As mentioned in the Data types and where they can be stored section, the 3 notable types are:
- Core login context
- Plugin-specific context. Right now, only SAML plugin is fully supported. (1)
- Request state (2)
(1) means that when you are using the SAML 2.0 service provider -> Identify -> SAML 2.0 Identity provider setup (which a majority of Identify's customers are using), Identify can process a login successfully even if by the time that the upstream Identity provider returns a response, Identify's session state has expired as long as cookies are still available. This means that you need to set the cookies lifetime longer than session state lifetime (which is 20 minutes by default). We will add support for the OAuth2/OIDC plugin in a future version.
(2) For other plugins, even when the session expiry case happens, because the request state that stores the original login request is still available, Identify will be able to display an error message about what has gone wrong and offer the user an option to restart the login. The problem with this is that if the Service Provider is a SAML one that uses POST binding to send AuthnRequest, the request size is big so users are more likely to encounter the "HTTP 400 Bad Request (Request Header too long)" error. A POST-binding AuthnRequest with X509Data KeyInfo is usually 3-4KB. Opening 2 or 3 separate tabs and triggering AuthnRequest to be sent to Identify is enough for the error to happen.
- This restarting feature works for all 3 types of protocols: SAML, WSFederation, and OAuth/OIDC.
Store only request state in cookies
In this mode, Identify only stores request state in cookies. The configuration is:
- Save login context in cookies: false
- Save request state in cookies: true.
- Context cookies lifetime (in minutes): 0 or for how long you want to keep those cookies available.
In comparison to the previous configuration, login context is not stored in cookies. The consequences are:
- Identify cannot finish a login when an identity provider returns a response to Identify after the session has expired.
- Users can still restart their logins.
Because less data is stored in cookies, the chance of the "HTTP 400 Bad Request (Request Header too long)" error happening is reduced significantly.
a. The chance of the "Request Header too long" error happening is still high when POST binding is used to send AuthnRequest.
Increase the header size limit
You can reduce the chance of the "HTTP 400 Bad Request (Request Header too long)" error happening by increasing IIS' header size limit (you can read: https://docs.microsoft.com/en-US/troubleshoot/iis/http-bad-request-response-kerberos ). We recommend that you do not increase it to more than 32KB
Our recommendation is that you should use the default settings which use session state because that will work best out of the box. Other options require a lot of trial and error to find out what the optimal value for each setting is.

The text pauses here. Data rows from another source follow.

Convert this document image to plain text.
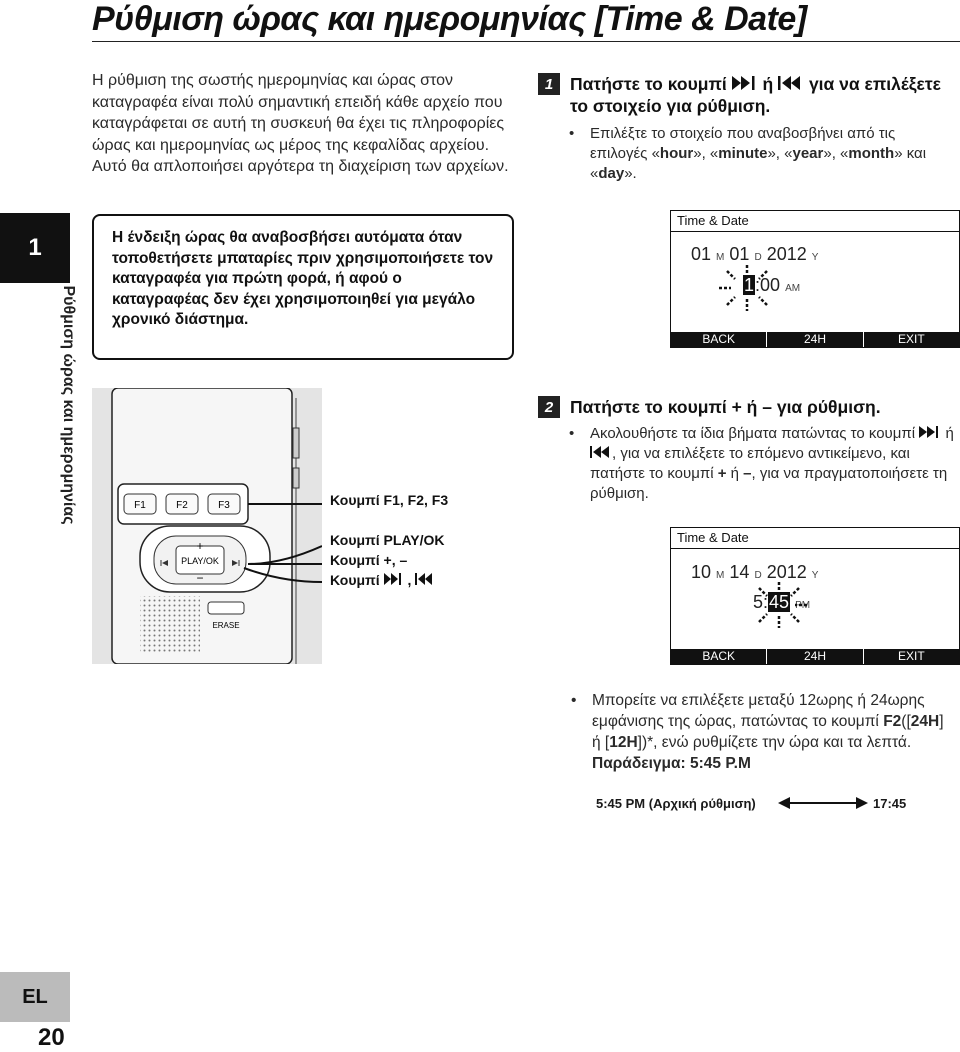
Ρύθμιση ώρας και ημερομηνίας [Time & Date]
1
Ρύθμιση ώρας και ημερομηνίας
Η ρύθμιση της σωστής ημερομηνίας και ώρας στον καταγραφέα είναι πολύ σημαντική επειδή κάθε αρχείο που καταγράφεται σε αυτή τη συσκευή θα έχει τις πληροφορίες ώρας και ημερομηνίας ως μέρος της κεφαλίδας αρχείου. Αυτό θα απλοποιήσει αργότερα τη διαχείριση των αρχείων.
Η ένδειξη ώρας θα αναβοσβήσει αυτόματα όταν τοποθετήσετε μπαταρίες πριν χρησιμοποιήσετε τον καταγραφέα για πρώτη φορά, ή αφού ο καταγραφέας δεν έχει χρησιμοποιηθεί για μεγάλο χρονικό διάστημα.
F1	F2	F3
+
PLAY/OK
−
ERASE
Κουμπί F1, F2, F3
Κουμπί PLAY/OK
Κουμπί +, –
Κουμπί ,
1 Πατήστε το κουμπί ή για να επιλέξετε το στοιχείο για ρύθμιση.
• Επιλέξτε το στοιχείο που αναβοσβήνει από τις επιλογές «hour», «minute», «year», «month» και «day».
Time & Date
01 M 01 D 2012 Y
1:00 AM
BACK	24H	EXIT
2 Πατήστε το κουμπί + ή – για ρύθμιση.
• Ακολουθήστε τα ίδια βήματα πατώντας το κουμπί ή , για να επιλέξετε το επόμενο αντικείμενο, και πατήστε το κουμπί + ή –, για να πραγματοποιήσετε τη ρύθμιση.
Time & Date
10 M 14 D 2012 Y
5:45 PM
BACK	24H	EXIT
• Μπορείτε να επιλέξετε μεταξύ 12ωρης ή 24ωρης εμφάνισης της ώρας, πατώντας το κουμπί F2([24H] ή [12H])*, ενώ ρυθμίζετε την ώρα και τα λεπτά.
Παράδειγμα: 5:45 P.M
5:45 PM (Αρχική ρύθμιση)	17:45
EL
20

Even though the ability to continue a login when session state has expired is great, we expect that it would have limited applications due to the problems with long headers.

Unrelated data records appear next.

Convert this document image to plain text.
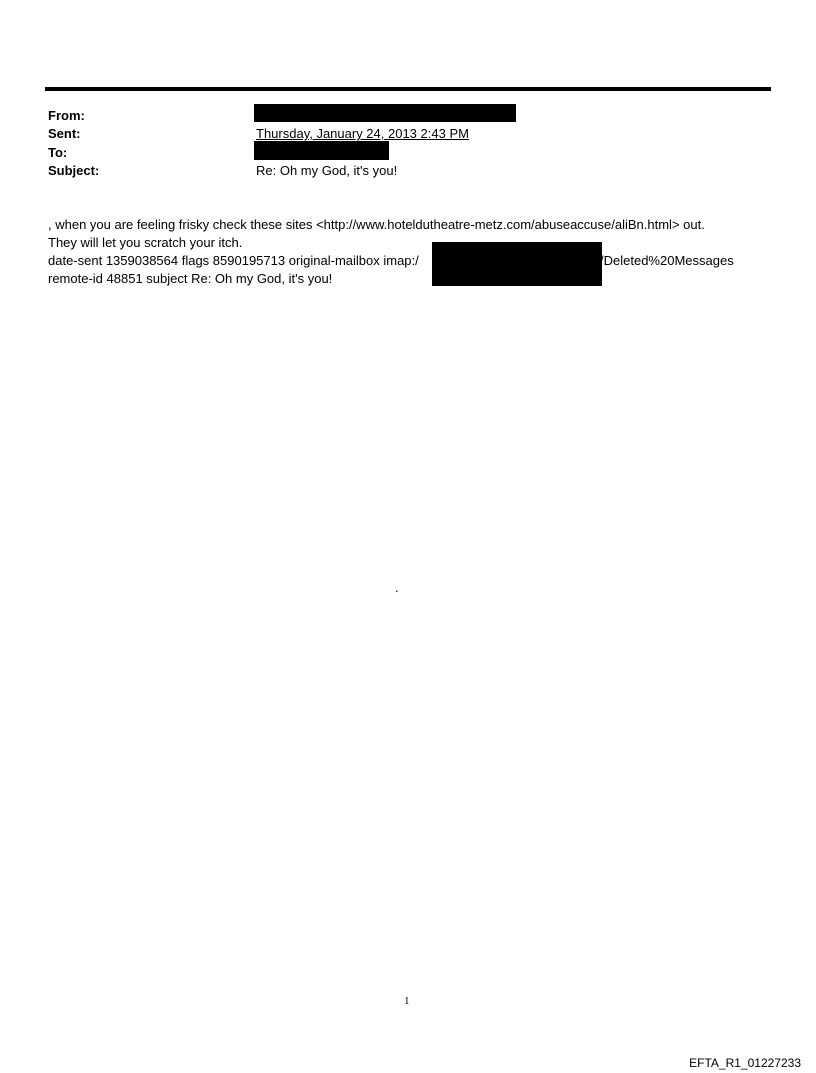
From:
Sent:	Thursday, January 24, 2013 2:43 PM
To:
Subject:	Re: Oh my God, it's you!
, when you are feeling frisky check these sites <http://www.hoteldutheatre-metz.com/abuseaccuse/aliBn.html> out.
They will let you scratch your itch.
date-sent 1359038564 flags 8590195713 original-mailbox imap:/	/Deleted%20Messages
remote-id 48851 subject Re: Oh my God, it's you!
.
1
EFTA_R1_01227233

You will need to try out different values for the Context in cookies lifetime to see what works best for you. The longer the value is, the higher chance that your users can restart logins, but they are also more likely to encounter the header error. Let's say you set it to 60 minutes:
- For some reason, a user opens more tabs to log in without finishing any of them. In reality, this usually happens when the user is using a service provider in multiple tabs that automatically refresh user logins.
- The user closes all those tabs without closing the browser. After 50 minutes, the user accesses the service provider again.
- The service provider sends another request to Identify which causes the header error.
It could be that your deployment is not that complex, and your users never encounter the header error. As a side note, ADFS' default value for the equivalent setting is 10 minutes.